The task is both to define the service hours of the controllers, as well as the sections that will be controlled. The optimized duties should guarantee a network-wide control but also take the temporal and spatial distribution of traffic into account to allocate the limited number of control forces in a most efficient way. In addition we want to analyze and model the behaviour of toll evaders, such that this aspect could also be used as a criterion for our tour planning. In particular, we have developed a game-theoretic model to compute the randomized control schedules that minimize the numbers of drivers who could have an incentive to evade the toll.

In the first phase of this project (2010-2013), we have developed first models and a prototype for a pilot test. In the second phase (2013-2016) we have implemented an optimization tool called TC-OPT. For the third phase (until 2019), we want both to extend the features of the program and implement more efficient algorithms. Furthermore, we will take into account the expected behavior of drivers.


From a mathematical point of view, the problem of determining the control tours is a vehicle-routing problem with time-dependent profits under several conditions like length restrictions of the tours or minimum levels of control for each section. This problem is coupled with a personalized duty roster planning. While the tours can be enumerated the rostering is modeled by an appropriate planning graph. In this graph rosters are represented by paths.

The yellow path in the figure below represents a feasible weekly roster for a single inspector. The possible duty times for the days are "early" (E), "day" (D) and "late" (L) as well as "Free". In the back, the traffic distribution of exemplary subregion over the week is depicted.


We use a standard Multi-Commodity Flow model for the rostering with additional constraints to incorporate the tours. Legal work rules are either implicitly modeled by the graph structure or by resource or base constraints in the IP. To solve real-world instances the entire spectrum of integer programming methods from column generation, cutting planes, branch & bound, to primal heuristics is utilized.



Our tool, TC-OPT, is implemented in C++ and it interfaces the commercial software tool  "IVU.plan" by IVU AG. In the current phase of this project, we plan to extend TC-OPT. On the one hand the performance should be improved and a lot of additional features will be integrated.
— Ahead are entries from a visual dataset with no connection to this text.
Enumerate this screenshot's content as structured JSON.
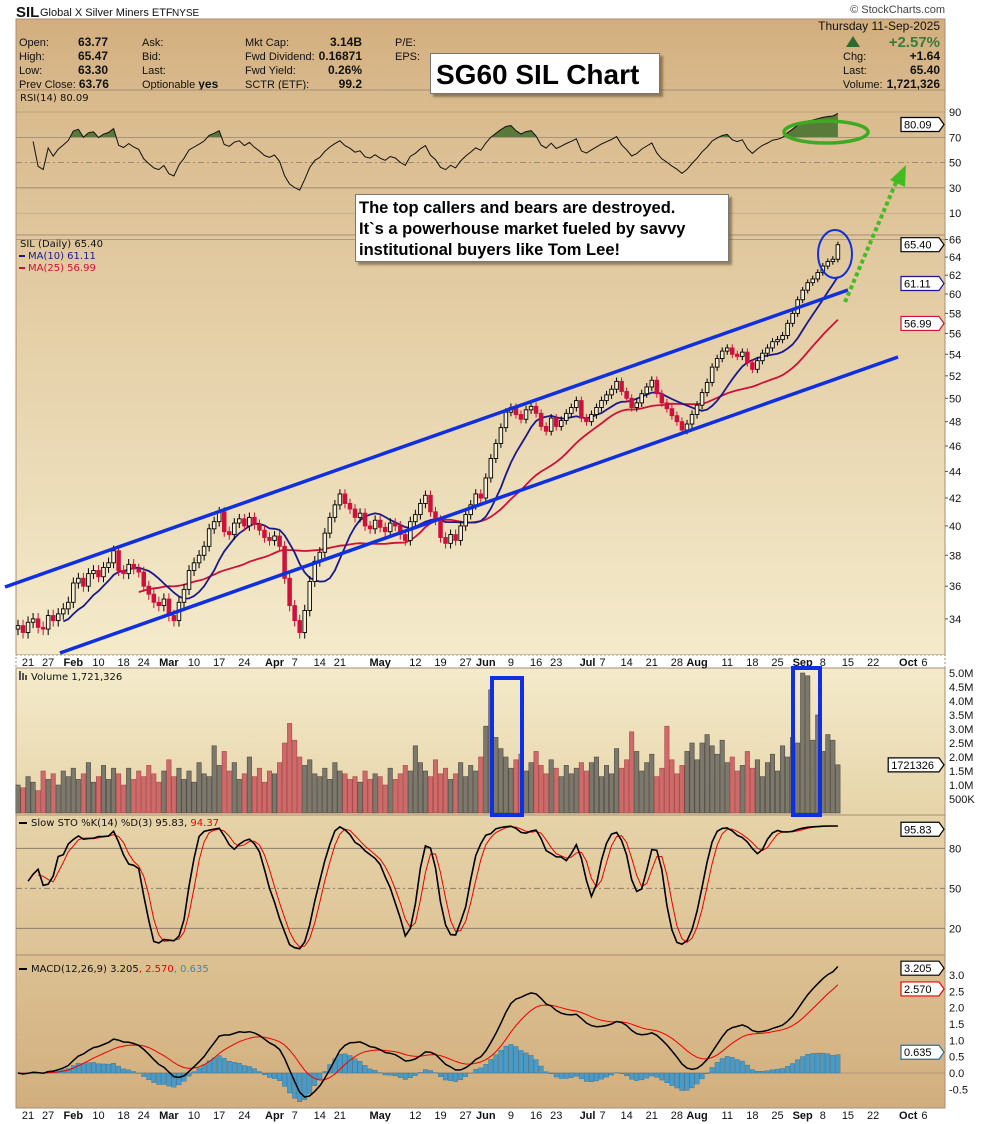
{
  "header": {
    "symbol": "SIL",
    "name": "Global X Silver Miners ETF",
    "exchange": "NYSE",
    "copyright": "© StockCharts.com",
    "date": "Thursday  11-Sep-2025",
    "pct_change": "+2.57%",
    "chg_label": "Chg:",
    "chg": "+1.64",
    "last_label": "Last:",
    "last": "65.40",
    "volume_label": "Volume:",
    "volume": "1,721,326",
    "col1": [
      {
        "label": "Open:",
        "value": "63.77"
      },
      {
        "label": "High:",
        "value": "65.47"
      },
      {
        "label": "Low:",
        "value": "63.30"
      },
      {
        "label": "Prev Close:",
        "value": "63.76"
      }
    ],
    "col2": [
      {
        "label": "Ask:",
        "value": ""
      },
      {
        "label": "Bid:",
        "value": ""
      },
      {
        "label": "Last:",
        "value": ""
      },
      {
        "label": "Optionable",
        "value": "yes"
      }
    ],
    "col3": [
      {
        "label": "Mkt Cap:",
        "value": "3.14B"
      },
      {
        "label": "Fwd Dividend:",
        "value": "0.16871"
      },
      {
        "label": "Fwd Yield:",
        "value": "0.26%"
      },
      {
        "label": "SCTR (ETF):",
        "value": "99.2"
      }
    ],
    "col4": [
      {
        "label": "P/E:"
      },
      {
        "label": "EPS:"
      }
    ]
  },
  "annotations": {
    "title": "SG60 SIL Chart",
    "comment_lines": [
      "The top callers and bears are destroyed.",
      "It`s a powerhouse market fueled by savvy",
      "institutional buyers like Tom Lee!"
    ]
  },
  "panels": {
    "rsi": {
      "label": "RSI(14) 80.09",
      "value": "80.09",
      "ticks": [
        "90",
        "70",
        "50",
        "30",
        "10"
      ]
    },
    "price": {
      "label": "SIL (Daily) 65.40",
      "ma10_label": "MA(10) 61.11",
      "ma25_label": "MA(25) 56.99",
      "last_box": "65.40",
      "ma10_box": "61.11",
      "ma25_box": "56.99",
      "ticks": [
        66,
        64,
        62,
        60,
        58,
        56,
        54,
        52,
        50,
        48,
        46,
        44,
        42,
        40,
        38,
        36,
        34
      ]
    },
    "volume": {
      "label": "Volume 1,721,326",
      "box": "1721326",
      "ticks": [
        {
          "t": "5.0M",
          "v": 5
        },
        {
          "t": "4.5M",
          "v": 4.5
        },
        {
          "t": "4.0M",
          "v": 4
        },
        {
          "t": "3.5M",
          "v": 3.5
        },
        {
          "t": "3.0M",
          "v": 3
        },
        {
          "t": "2.5M",
          "v": 2.5
        },
        {
          "t": "2.0M",
          "v": 2
        },
        {
          "t": "1.5M",
          "v": 1.5
        },
        {
          "t": "1.0M",
          "v": 1
        },
        {
          "t": "500K",
          "v": 0.5
        }
      ]
    },
    "sto": {
      "label_main": "Slow STO %K(14) %D(3) 95.83,",
      "label_d": " 94.37",
      "box": "95.83",
      "ticks": [
        "80",
        "50",
        "20"
      ]
    },
    "macd": {
      "label_main": "MACD(12,26,9) 3.205",
      "label_signal": ", 2.570",
      "label_hist": ", 0.635",
      "box_macd": "3.205",
      "box_signal": "2.570",
      "box_hist": "0.635",
      "ticks": [
        "3.0",
        "2.5",
        "2.0",
        "1.5",
        "1.0",
        "0.5",
        "0.0",
        "-0.5"
      ]
    }
  },
  "colors": {
    "ma10": "#1a1a8c",
    "ma25": "#d0103a",
    "up": "#000000",
    "down": "#d0103a",
    "hist": "#4b9ac6",
    "channel": "#1030e0",
    "arrow": "#44bb22",
    "pct_up": "#3a7a3a"
  },
  "chart_data": {
    "type": "candlestick",
    "title": "SIL Global X Silver Miners ETF (Daily)",
    "x_ticks": [
      {
        "label": "21",
        "i": 2
      },
      {
        "label": "27",
        "i": 6
      },
      {
        "label": "Feb",
        "i": 11,
        "bold": true
      },
      {
        "label": "10",
        "i": 16
      },
      {
        "label": "18",
        "i": 21
      },
      {
        "label": "24",
        "i": 25
      },
      {
        "label": "Mar",
        "i": 30,
        "bold": true
      },
      {
        "label": "10",
        "i": 35
      },
      {
        "label": "17",
        "i": 40
      },
      {
        "label": "24",
        "i": 45
      },
      {
        "label": "Apr",
        "i": 51,
        "bold": true
      },
      {
        "label": "7",
        "i": 55
      },
      {
        "label": "14",
        "i": 60
      },
      {
        "label": "21",
        "i": 64
      },
      {
        "label": "May",
        "i": 72,
        "bold": true
      },
      {
        "label": "12",
        "i": 79
      },
      {
        "label": "19",
        "i": 84
      },
      {
        "label": "27",
        "i": 89
      },
      {
        "label": "Jun",
        "i": 93,
        "bold": true
      },
      {
        "label": "9",
        "i": 98
      },
      {
        "label": "16",
        "i": 103
      },
      {
        "label": "23",
        "i": 107
      },
      {
        "label": "Jul",
        "i": 113,
        "bold": true
      },
      {
        "label": "7",
        "i": 116
      },
      {
        "label": "14",
        "i": 121
      },
      {
        "label": "21",
        "i": 126
      },
      {
        "label": "28",
        "i": 131
      },
      {
        "label": "Aug",
        "i": 135,
        "bold": true
      },
      {
        "label": "11",
        "i": 141
      },
      {
        "label": "18",
        "i": 146
      },
      {
        "label": "25",
        "i": 151
      },
      {
        "label": "Sep",
        "i": 156,
        "bold": true
      },
      {
        "label": "8",
        "i": 160
      },
      {
        "label": "15",
        "i": 165
      },
      {
        "label": "22",
        "i": 170
      },
      {
        "label": "Oct",
        "i": 178,
        "bold": true
      },
      {
        "label": "6",
        "i": 180
      }
    ],
    "first_open": 33.4,
    "close": [
      33.6,
      33.2,
      33.8,
      34.0,
      33.5,
      33.4,
      34.2,
      33.9,
      34.3,
      34.6,
      35.0,
      36.2,
      36.5,
      36.0,
      36.8,
      37.0,
      36.6,
      37.2,
      37.5,
      38.3,
      37.0,
      36.8,
      37.4,
      37.1,
      36.9,
      36.0,
      35.5,
      35.0,
      34.8,
      35.2,
      34.2,
      33.9,
      35.0,
      35.8,
      37.0,
      37.5,
      38.0,
      38.6,
      39.8,
      40.3,
      41.0,
      39.6,
      39.4,
      40.2,
      40.5,
      40.0,
      40.6,
      40.1,
      39.7,
      39.2,
      39.0,
      39.3,
      38.6,
      36.5,
      34.8,
      33.9,
      33.2,
      34.5,
      36.3,
      37.6,
      38.2,
      39.5,
      40.6,
      41.5,
      42.3,
      41.6,
      41.2,
      40.6,
      40.9,
      40.0,
      39.8,
      40.4,
      39.9,
      39.6,
      40.2,
      40.0,
      39.4,
      39.0,
      40.3,
      40.8,
      41.6,
      42.2,
      41.0,
      40.4,
      39.2,
      38.8,
      39.4,
      39.0,
      40.0,
      40.8,
      41.5,
      42.3,
      42.0,
      43.5,
      45.0,
      46.2,
      47.5,
      48.8,
      49.2,
      48.6,
      48.2,
      49.0,
      49.3,
      48.7,
      47.6,
      47.2,
      48.3,
      47.6,
      48.1,
      48.7,
      49.2,
      49.8,
      48.3,
      48.0,
      48.6,
      49.2,
      49.8,
      50.3,
      50.8,
      51.5,
      50.6,
      50.0,
      49.2,
      49.6,
      50.4,
      51.0,
      51.6,
      50.4,
      49.6,
      49.1,
      48.5,
      48.0,
      47.3,
      47.8,
      48.6,
      49.4,
      50.5,
      51.4,
      52.8,
      53.6,
      54.3,
      54.6,
      54.0,
      53.8,
      54.2,
      53.2,
      52.6,
      53.4,
      54.1,
      54.6,
      55.2,
      55.4,
      55.8,
      57.0,
      58.0,
      59.4,
      60.4,
      61.2,
      61.6,
      62.3,
      63.0,
      63.5,
      63.76,
      65.4
    ],
    "volume_millions": [
      1.0,
      0.9,
      1.3,
      1.1,
      0.8,
      1.5,
      1.2,
      1.4,
      1.0,
      1.5,
      1.3,
      1.6,
      1.2,
      1.4,
      1.8,
      1.1,
      1.3,
      1.7,
      1.2,
      1.6,
      1.4,
      1.0,
      1.6,
      1.2,
      1.5,
      1.3,
      1.7,
      1.4,
      1.1,
      1.5,
      1.9,
      1.3,
      1.6,
      1.2,
      1.5,
      1.1,
      1.8,
      1.4,
      1.3,
      2.4,
      1.7,
      2.2,
      1.5,
      1.8,
      1.2,
      1.4,
      2.0,
      1.3,
      1.6,
      1.1,
      1.5,
      1.4,
      1.8,
      2.5,
      3.2,
      2.6,
      2.0,
      1.7,
      1.9,
      1.4,
      1.3,
      1.6,
      1.2,
      1.8,
      1.5,
      1.4,
      1.2,
      1.3,
      1.1,
      1.5,
      1.2,
      1.4,
      1.3,
      1.0,
      1.6,
      1.2,
      1.4,
      1.7,
      1.5,
      2.4,
      1.8,
      1.5,
      1.3,
      1.9,
      1.4,
      1.6,
      1.2,
      1.4,
      1.8,
      1.3,
      1.7,
      1.5,
      2.0,
      3.1,
      4.4,
      2.7,
      2.3,
      2.0,
      1.6,
      1.9,
      2.1,
      1.5,
      1.8,
      2.2,
      1.7,
      1.4,
      1.9,
      1.6,
      1.3,
      1.7,
      1.4,
      1.6,
      1.8,
      1.5,
      1.8,
      2.0,
      1.3,
      1.7,
      1.4,
      2.3,
      1.6,
      1.9,
      2.9,
      2.2,
      1.5,
      1.8,
      2.1,
      1.3,
      1.6,
      3.1,
      1.9,
      1.4,
      1.7,
      2.2,
      2.5,
      1.9,
      2.5,
      2.8,
      2.4,
      2.1,
      2.6,
      1.8,
      2.0,
      1.5,
      1.7,
      2.2,
      1.6,
      1.9,
      1.3,
      1.8,
      2.1,
      1.5,
      2.4,
      2.0,
      2.7,
      2.5,
      5.0,
      4.9,
      2.6,
      3.5,
      2.2,
      2.8,
      2.6,
      1.72
    ],
    "price_scale": "log",
    "ylim_price": [
      33,
      66
    ],
    "ylim_volume": [
      0,
      5.2
    ],
    "ylim_rsi": [
      0,
      100
    ],
    "ylim_sto": [
      0,
      100
    ],
    "ylim_macd": [
      -1.0,
      3.3
    ],
    "indicators": [
      "MA(10)",
      "MA(25)",
      "RSI(14)",
      "Slow STO %K(14) %D(3)",
      "MACD(12,26,9)"
    ]
  }
}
Examples are to complete duties that are partly fixed or to respect restrictions on inspector availability or the use of additional duty starting times. Furthermore, the new version will make it possible to compute duty rosters based on covering constraints based on the control distribution generated by our game-theoretic model (cf. below).



Since the beginning of 2014 TC-OPT is in production operation in each control area of Germany to generate monthly duty rosters for over 400 inspectors.
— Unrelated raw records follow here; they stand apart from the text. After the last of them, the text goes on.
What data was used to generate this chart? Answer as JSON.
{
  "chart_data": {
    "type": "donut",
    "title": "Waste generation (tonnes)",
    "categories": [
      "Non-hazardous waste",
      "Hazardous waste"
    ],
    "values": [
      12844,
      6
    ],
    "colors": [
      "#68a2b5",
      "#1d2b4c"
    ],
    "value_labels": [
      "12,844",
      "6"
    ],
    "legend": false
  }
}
 Ausleitung eines LKW ©BAG


Game Theory

We have developed a model based on game theory to optimize the control strategy of the BAG (Bundesamt für Güterverkehr - Federal Office for Goods Transport). In our model, the controllers and the truck drivers are playing a game, in which each driver has the choice between several possible actions (pay or evade, and choose a path from the source to the destination of the trip). On the other hand, BAG chooses the distribution in space and time of the controls over the network. The goal for the BAG is to maximize the toll revenue (or to minimize the number of evaders), taking into account that the drivers will take their decision in order to minimize their expected loss (which depends on the level of control along their route).

This optimal control distribution can be computed with a linear program and specifies the optimal probabilities by which a particular control duty should be chosen. We plan to generate randomized control duties accordingly, and to use our tool TC-OPT to include them in a monthly roster.